Regrettably, the Peruvian state did not address its arbitrary classification system in its responses to the petitioners. However, the hearing made clear that the Peruvian government took the position, contrary to recognized regional human rights norms to which the state of Peru is subject, that there is never a right to free prior and informed consent before a large scale project goes forward on indigenous lands. This is in direct violation of the Inter-American system’s holding in Awas Tingni that states cannot turn to their domestic laws to validate violations of indigenous peoples’ rights, and in violation of the clear holding in the Saramaka case that “large scale” projects in indigenous territory cannot move forward unless FPIC of the communities has been obtained.
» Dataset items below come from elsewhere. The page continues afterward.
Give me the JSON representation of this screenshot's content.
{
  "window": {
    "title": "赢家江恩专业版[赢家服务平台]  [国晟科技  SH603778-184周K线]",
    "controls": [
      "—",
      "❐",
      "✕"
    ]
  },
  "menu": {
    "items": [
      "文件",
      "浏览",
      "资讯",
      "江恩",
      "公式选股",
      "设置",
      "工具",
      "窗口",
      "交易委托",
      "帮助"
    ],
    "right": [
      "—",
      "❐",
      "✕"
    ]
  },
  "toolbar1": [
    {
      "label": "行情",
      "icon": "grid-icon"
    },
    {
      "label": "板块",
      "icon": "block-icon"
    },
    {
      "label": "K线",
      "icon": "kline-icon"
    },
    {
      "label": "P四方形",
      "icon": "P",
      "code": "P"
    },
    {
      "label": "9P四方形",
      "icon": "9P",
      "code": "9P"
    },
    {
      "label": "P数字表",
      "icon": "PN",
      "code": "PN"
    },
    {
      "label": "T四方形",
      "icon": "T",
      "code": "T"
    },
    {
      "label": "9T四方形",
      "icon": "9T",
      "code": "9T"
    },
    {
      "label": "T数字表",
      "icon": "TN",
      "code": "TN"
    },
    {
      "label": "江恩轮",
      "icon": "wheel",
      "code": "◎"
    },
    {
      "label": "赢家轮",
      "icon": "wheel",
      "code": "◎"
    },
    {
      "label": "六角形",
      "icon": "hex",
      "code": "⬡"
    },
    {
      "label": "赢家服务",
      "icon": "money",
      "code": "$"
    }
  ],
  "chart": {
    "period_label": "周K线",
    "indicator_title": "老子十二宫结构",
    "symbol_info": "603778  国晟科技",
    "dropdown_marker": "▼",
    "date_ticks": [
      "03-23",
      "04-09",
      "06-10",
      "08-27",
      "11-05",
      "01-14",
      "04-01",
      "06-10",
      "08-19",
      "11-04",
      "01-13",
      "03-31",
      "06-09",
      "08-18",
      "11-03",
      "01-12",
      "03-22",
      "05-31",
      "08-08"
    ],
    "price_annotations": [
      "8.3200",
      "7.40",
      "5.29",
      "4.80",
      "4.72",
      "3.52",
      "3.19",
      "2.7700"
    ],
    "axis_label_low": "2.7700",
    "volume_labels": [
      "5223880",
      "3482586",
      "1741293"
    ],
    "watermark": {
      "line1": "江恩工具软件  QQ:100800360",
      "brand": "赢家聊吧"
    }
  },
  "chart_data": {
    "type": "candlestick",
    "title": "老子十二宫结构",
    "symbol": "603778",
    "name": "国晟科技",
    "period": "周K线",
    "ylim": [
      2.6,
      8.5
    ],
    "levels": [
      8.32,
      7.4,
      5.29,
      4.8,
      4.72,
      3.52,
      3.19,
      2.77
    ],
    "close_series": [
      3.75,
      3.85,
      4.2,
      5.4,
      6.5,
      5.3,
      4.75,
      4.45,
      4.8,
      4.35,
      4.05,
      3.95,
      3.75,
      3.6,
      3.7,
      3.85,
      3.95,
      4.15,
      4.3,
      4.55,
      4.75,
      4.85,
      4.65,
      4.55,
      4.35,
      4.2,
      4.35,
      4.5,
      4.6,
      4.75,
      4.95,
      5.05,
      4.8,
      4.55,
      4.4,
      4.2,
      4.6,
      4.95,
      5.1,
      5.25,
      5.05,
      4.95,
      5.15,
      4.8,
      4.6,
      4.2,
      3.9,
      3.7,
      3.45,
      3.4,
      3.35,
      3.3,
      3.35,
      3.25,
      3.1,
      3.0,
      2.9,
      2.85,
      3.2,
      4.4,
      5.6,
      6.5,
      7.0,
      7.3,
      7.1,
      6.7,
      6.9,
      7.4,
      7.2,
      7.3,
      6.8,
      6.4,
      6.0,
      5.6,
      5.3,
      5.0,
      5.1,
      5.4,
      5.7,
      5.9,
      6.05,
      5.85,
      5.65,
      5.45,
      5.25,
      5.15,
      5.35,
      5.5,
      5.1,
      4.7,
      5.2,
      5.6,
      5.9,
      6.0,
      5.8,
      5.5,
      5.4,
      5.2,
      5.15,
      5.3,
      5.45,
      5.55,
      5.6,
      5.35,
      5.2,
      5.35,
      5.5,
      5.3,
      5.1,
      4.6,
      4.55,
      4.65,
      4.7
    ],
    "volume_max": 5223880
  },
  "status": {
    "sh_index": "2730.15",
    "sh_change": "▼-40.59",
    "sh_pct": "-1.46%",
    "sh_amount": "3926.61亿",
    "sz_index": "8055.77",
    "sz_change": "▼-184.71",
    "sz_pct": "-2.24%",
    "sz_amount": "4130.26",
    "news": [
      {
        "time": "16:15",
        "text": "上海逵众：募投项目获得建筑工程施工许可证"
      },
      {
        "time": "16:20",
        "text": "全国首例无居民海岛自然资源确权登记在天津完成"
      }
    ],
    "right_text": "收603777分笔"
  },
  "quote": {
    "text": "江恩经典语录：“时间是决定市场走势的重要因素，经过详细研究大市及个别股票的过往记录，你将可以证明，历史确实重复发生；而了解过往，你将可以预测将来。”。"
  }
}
At the hearing, the Peruvian government made clear that it was flouting these clear norms. According to the government, the right to consultation is the right of recognized indigenous peoples to meaningful dialogue with the state, with the aim of coming to an agreement that complies with international standards.
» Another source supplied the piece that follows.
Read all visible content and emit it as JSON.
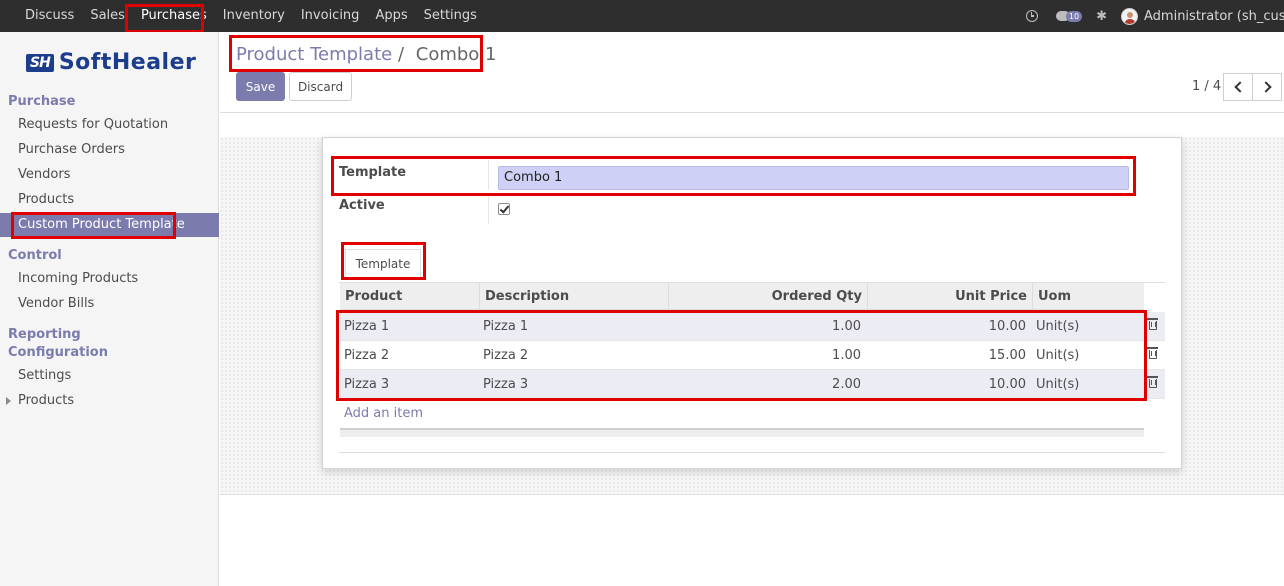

Unfortunately, such loose interpretations have led to the proliferation of sham consultations throughout the Americas. As we have discussed elsewhere with regard to the TIPNIS project in Bolivia, there too the state often treats indigenous consultations as a mere formality, another check off the administrative checklist. This state practice arguably undermines the Inter-American system’s decisions in cases like Awas Tingni and Dann v. United States, which support the idea that consultations should aim to secure affected peoples’ prior and informed consent, which these peoples in turn may freely choose to give or withhold. While the Inter-American Court’s decision in Sarayaku v. Ecuador set a stricter standard than preceding case law on what constitutes a good faith consultation, the Inter-American system needs to do more to clarify what constitutes adequate consent.
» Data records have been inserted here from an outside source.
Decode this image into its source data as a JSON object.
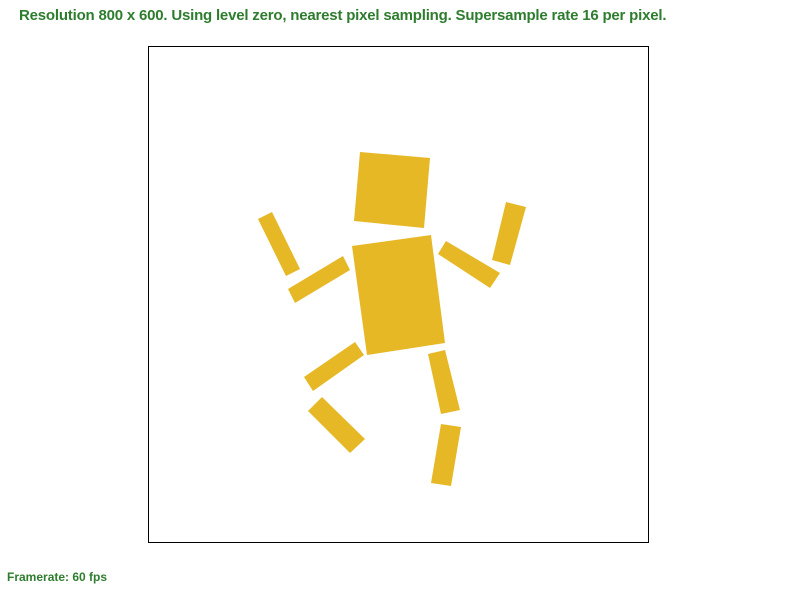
{
  "status": {
    "text": "Resolution 800 x 600. Using level zero, nearest pixel sampling. Supersample rate 16 per pixel."
  },
  "footer": {
    "framerate": "Framerate: 60 fps"
  },
  "scene": {
    "fill_color": "#e6b826",
    "border_color": "#000000",
    "text_color": "#2e7d2e"
  }
}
A final point: the right to consultation originally evolved from international law’s recognition of indigenous peoples’ right to self-determination, specifically with regard to their cultural use of traditional lands. Consequently, as it currently exists in the Inter-American human rights system and Peruvian law, the right to FPIC is inextricably attached to the right to property. While this link has provided a critical basis for protection in numerous indigenous land rights cases, it becomes problematic when the community invoking consultation rights (such as Pueblo Kañaris) lacks an officially recognized claim to the land in dispute. It also becomes problematic given states’ narrow definition of indigenous property, which excludes subsoil resources and thereby legitimizes extractive concessions. The Inter-American system therefore needs to recognize an independent basis for FPIC that protects the rights of indigenous peoples to consultation and self-determination even in the absence of property claims.